McALLEN, Texas (Border Report) — The governor of the Mexican state of Nuevo León has dropped his bid for president as an opposition hopeful.

Gov. Samuel Garcia announced this weekend that he would not run to succeed Mexican President Andres Manuel Lopez Obrador, who cannot run again because Mexican only law allows presidents to have a single six-year term.

“I have decided to not participate in the electoral race for President of the Republic,” Garcia said in a statement from the Nuevo León government, which was made public by his center-left Citizens’ Movement (MC) party.

Garcia posted on X, the platform formerly Twitter, that he is halting his campaign in order to retain his position as governor of the seventh-largest state, and to focus on improving Nuevo León.

“I promised them that I was not going to leave Nuevo León in the clutches of old politics,” Garcia tweeted with a video in Spanish on Saturday. “And although we turned Mexico upside down and we were going to win the presidency, the most important thing is Nuevo León.

The state includes a narrow strip of border, about 11 miles long, west of Nuevo Laredo and includes the Laredo–Colombia Solidarity International Bridge that connects to Laredo, Texas.

Garcia is just 35 years old and has been the governor since 2021. After he announced he was running for president in October, it triggered a political fight over who would replace him.

On Nov. 29, the state’s legislature voted to appoint Luis Enrique Orozco Suarez as interim governor to take over from Garcia. Orozco is associated with Adrian de la Garza, a former gubernatorial candidate for the Institutional Revolutionary Party (PRI).

Nuevo León Gov. Samuel Garcia, of Mexico, met April 13, 2022, with Texas Gov. Greg Abbott in Laredo, Texas, to sign an agreement to stop mandatory truck inspections by Texas DPS troopers if Mexico increased commercial truck inspections south of the border. (Sandra Sanchez/Border Report File Photo)

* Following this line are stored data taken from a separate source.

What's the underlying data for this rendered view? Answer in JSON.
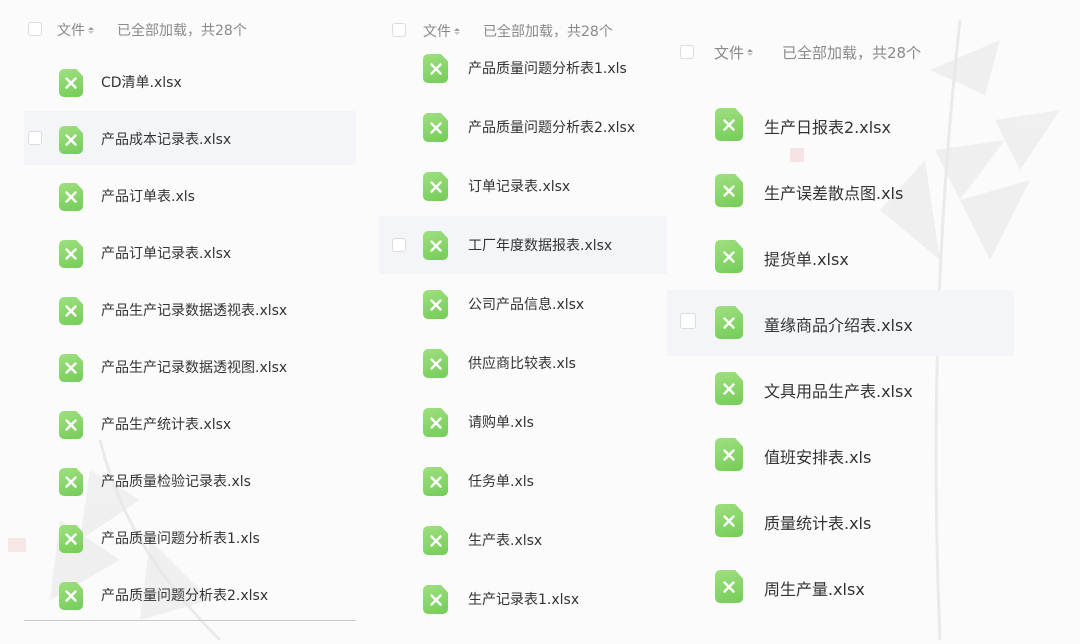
{
  "panels": [
    {
      "header": {
        "name_label": "文件",
        "status_text": "已全部加载，共28个"
      },
      "files": [
        "CD清单.xlsx",
        "产品成本记录表.xlsx",
        "产品订单表.xls",
        "产品订单记录表.xlsx",
        "产品生产记录数据透视表.xlsx",
        "产品生产记录数据透视图.xlsx",
        "产品生产统计表.xlsx",
        "产品质量检验记录表.xls",
        "产品质量问题分析表1.xls",
        "产品质量问题分析表2.xlsx"
      ],
      "highlighted_index": 1
    },
    {
      "header": {
        "name_label": "文件",
        "status_text": "已全部加载，共28个"
      },
      "files": [
        "产品质量问题分析表1.xls",
        "产品质量问题分析表2.xlsx",
        "订单记录表.xlsx",
        "工厂年度数据报表.xlsx",
        "公司产品信息.xlsx",
        "供应商比较表.xls",
        "请购单.xls",
        "任务单.xls",
        "生产表.xlsx",
        "生产记录表1.xlsx"
      ],
      "highlighted_index": 3
    },
    {
      "header": {
        "name_label": "文件",
        "status_text": "已全部加载，共28个"
      },
      "files": [
        "生产日报表2.xlsx",
        "生产误差散点图.xls",
        "提货单.xlsx",
        "童缘商品介绍表.xlsx",
        "文具用品生产表.xlsx",
        "值班安排表.xls",
        "质量统计表.xls",
        "周生产量.xlsx"
      ],
      "highlighted_index": 3
    }
  ],
  "icons": {
    "file_type": "excel-file-icon",
    "sort": "sort-icon"
  },
  "colors": {
    "excel_green": "#7ed162",
    "row_highlight": "#f3f5f8",
    "header_text": "#8a8a8a"
  }
}
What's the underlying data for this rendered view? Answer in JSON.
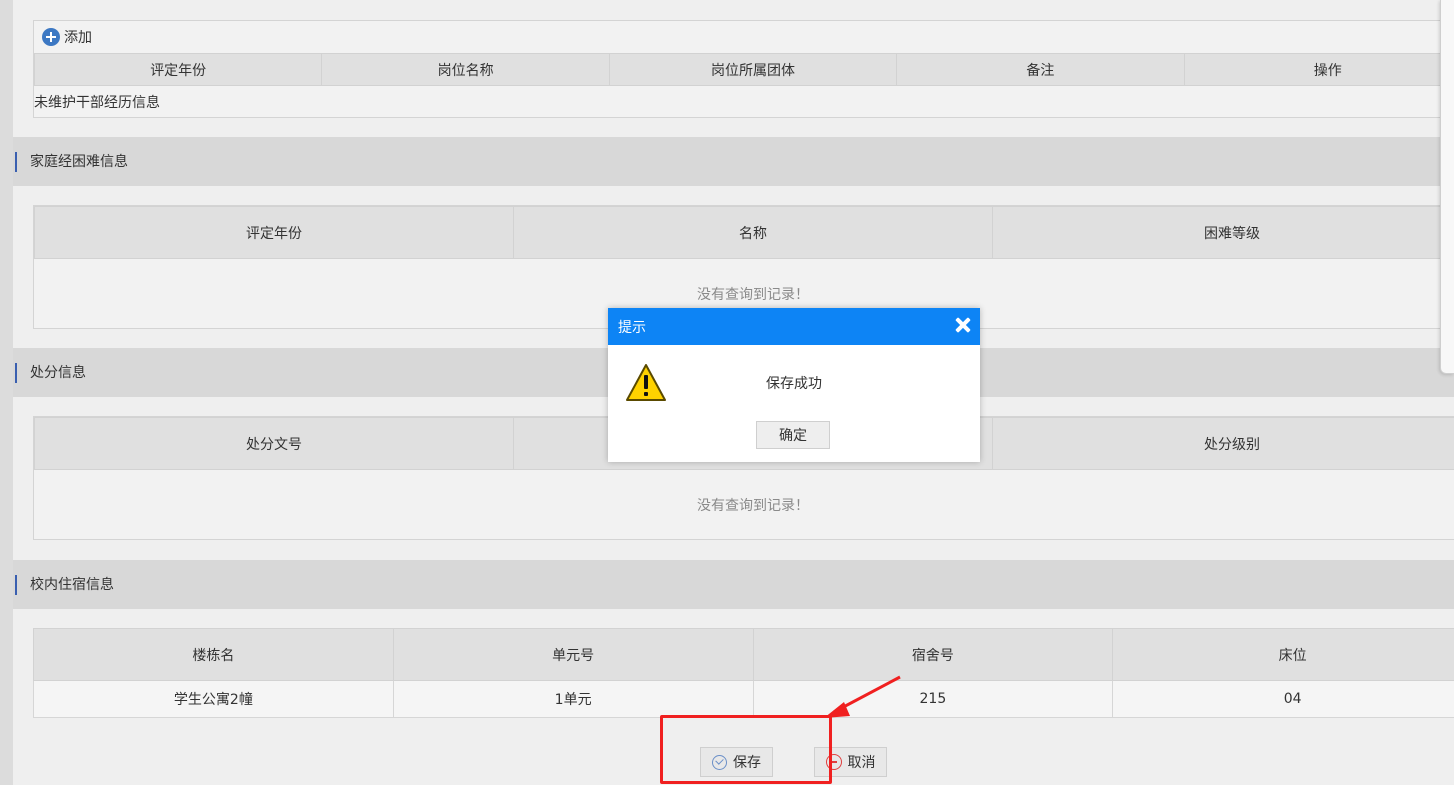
{
  "cadre": {
    "add_label": "添加",
    "columns": [
      "评定年份",
      "岗位名称",
      "岗位所属团体",
      "备注",
      "操作"
    ],
    "empty_text": "未维护干部经历信息"
  },
  "family_hardship": {
    "title": "家庭经困难信息",
    "columns": [
      "评定年份",
      "名称",
      "困难等级"
    ],
    "empty_text": "没有查询到记录！"
  },
  "discipline": {
    "title": "处分信息",
    "columns": [
      "处分文号",
      "",
      "处分级别"
    ],
    "empty_text": "没有查询到记录！"
  },
  "dorm": {
    "title": "校内住宿信息",
    "columns": [
      "楼栋名",
      "单元号",
      "宿舍号",
      "床位"
    ],
    "rows": [
      [
        "学生公寓2幢",
        "1单元",
        "215",
        "04"
      ]
    ]
  },
  "buttons": {
    "save": "保存",
    "cancel": "取消"
  },
  "modal": {
    "title": "提示",
    "message": "保存成功",
    "ok": "确定"
  },
  "colors": {
    "modal_header": "#0d84f5",
    "section_accent": "#3a5fb0",
    "annotation": "#f02020"
  }
}
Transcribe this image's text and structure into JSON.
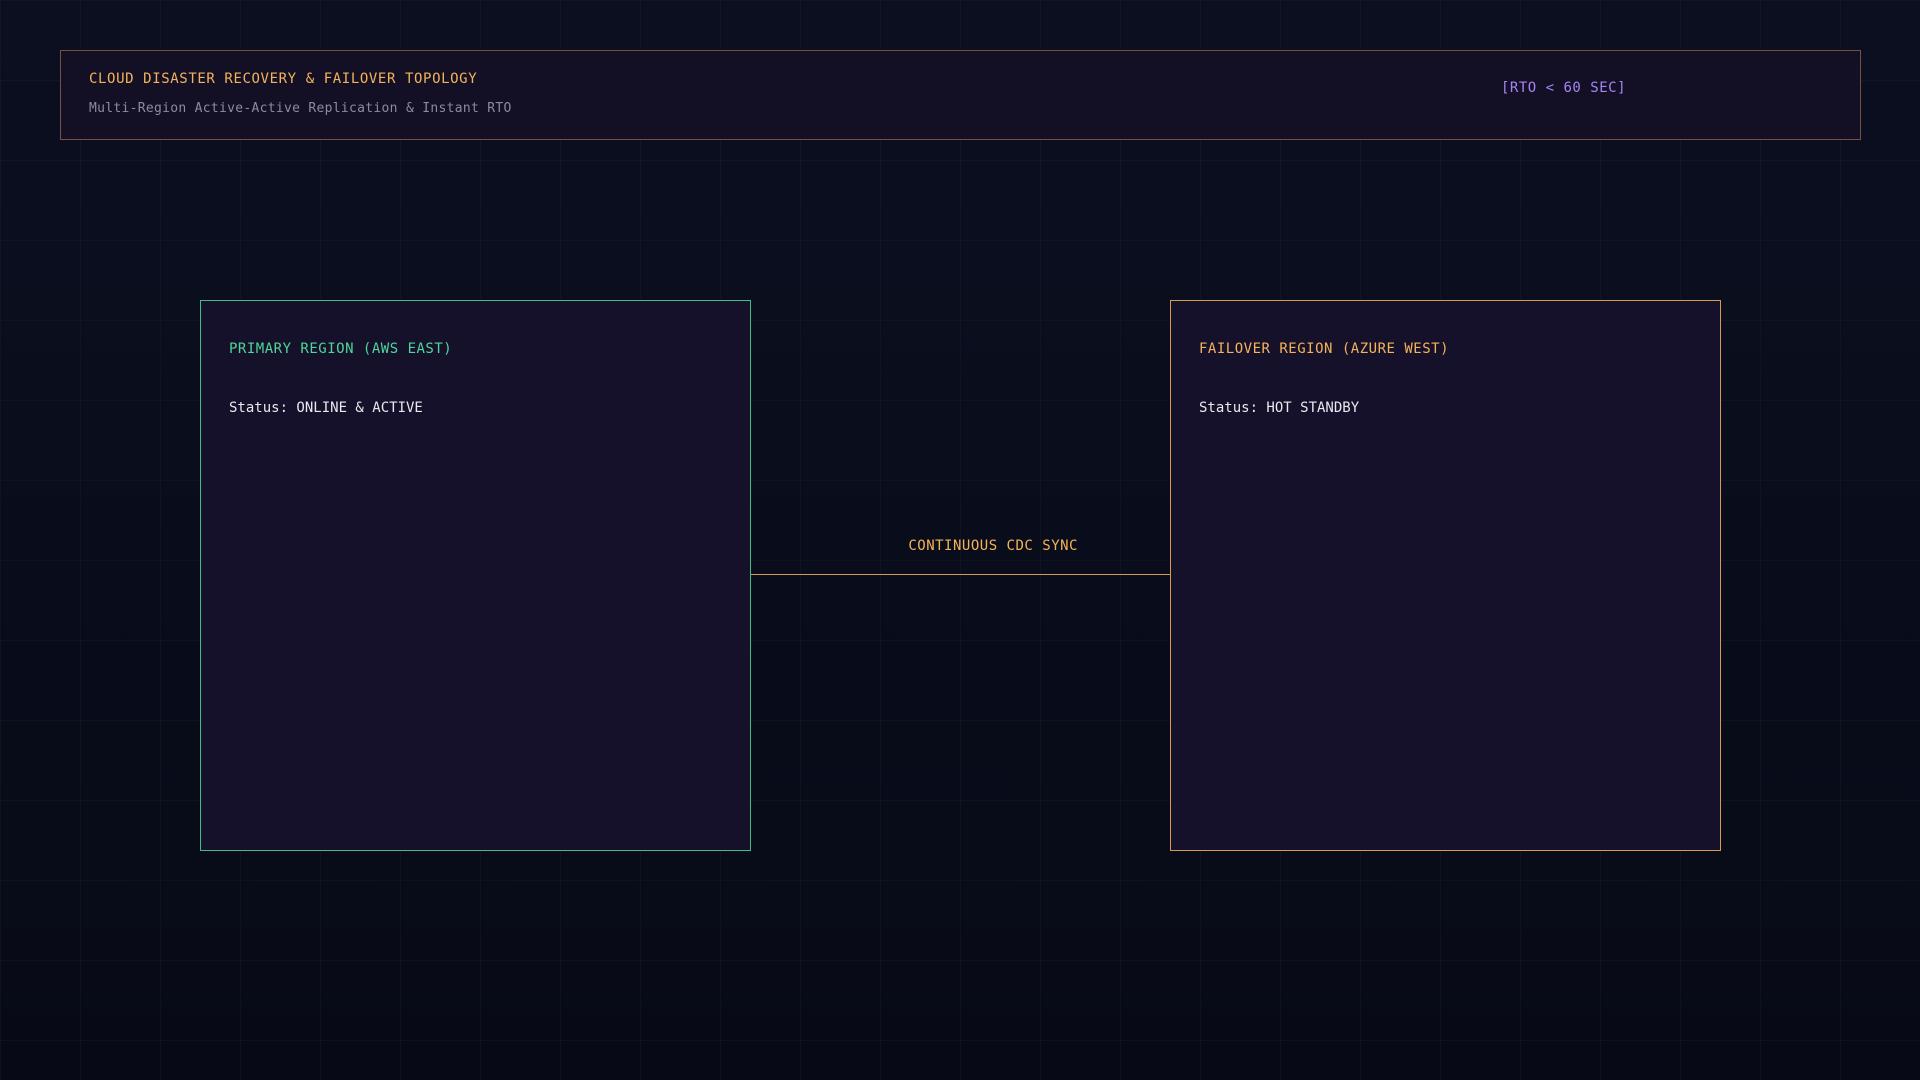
{
  "header": {
    "title": "CLOUD DISASTER RECOVERY & FAILOVER TOPOLOGY",
    "subtitle": "Multi-Region Active-Active Replication & Instant RTO",
    "badge": "[RTO < 60 SEC]"
  },
  "regions": [
    {
      "title": "PRIMARY REGION (AWS EAST)",
      "status": "Status: ONLINE & ACTIVE",
      "accent": "#3fbf86"
    },
    {
      "title": "FAILOVER REGION (AZURE WEST)",
      "status": "Status: HOT STANDBY",
      "accent": "#d99a4e"
    }
  ],
  "connection": {
    "label": "CONTINUOUS CDC SYNC",
    "color": "#d99a4e"
  }
}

Garcia speaks English and has come to the United States numerous times and met with Texas Gov. Greg Abbott and other officials, including in April 2022 when both leaders signed a memorandum of understanding that Mexican forces in Nuevo León would inspect trucks south of the border in order to lift mandatory state inspections by DPS troopers that were causing delays at the Colombia Solidarity International Bridge.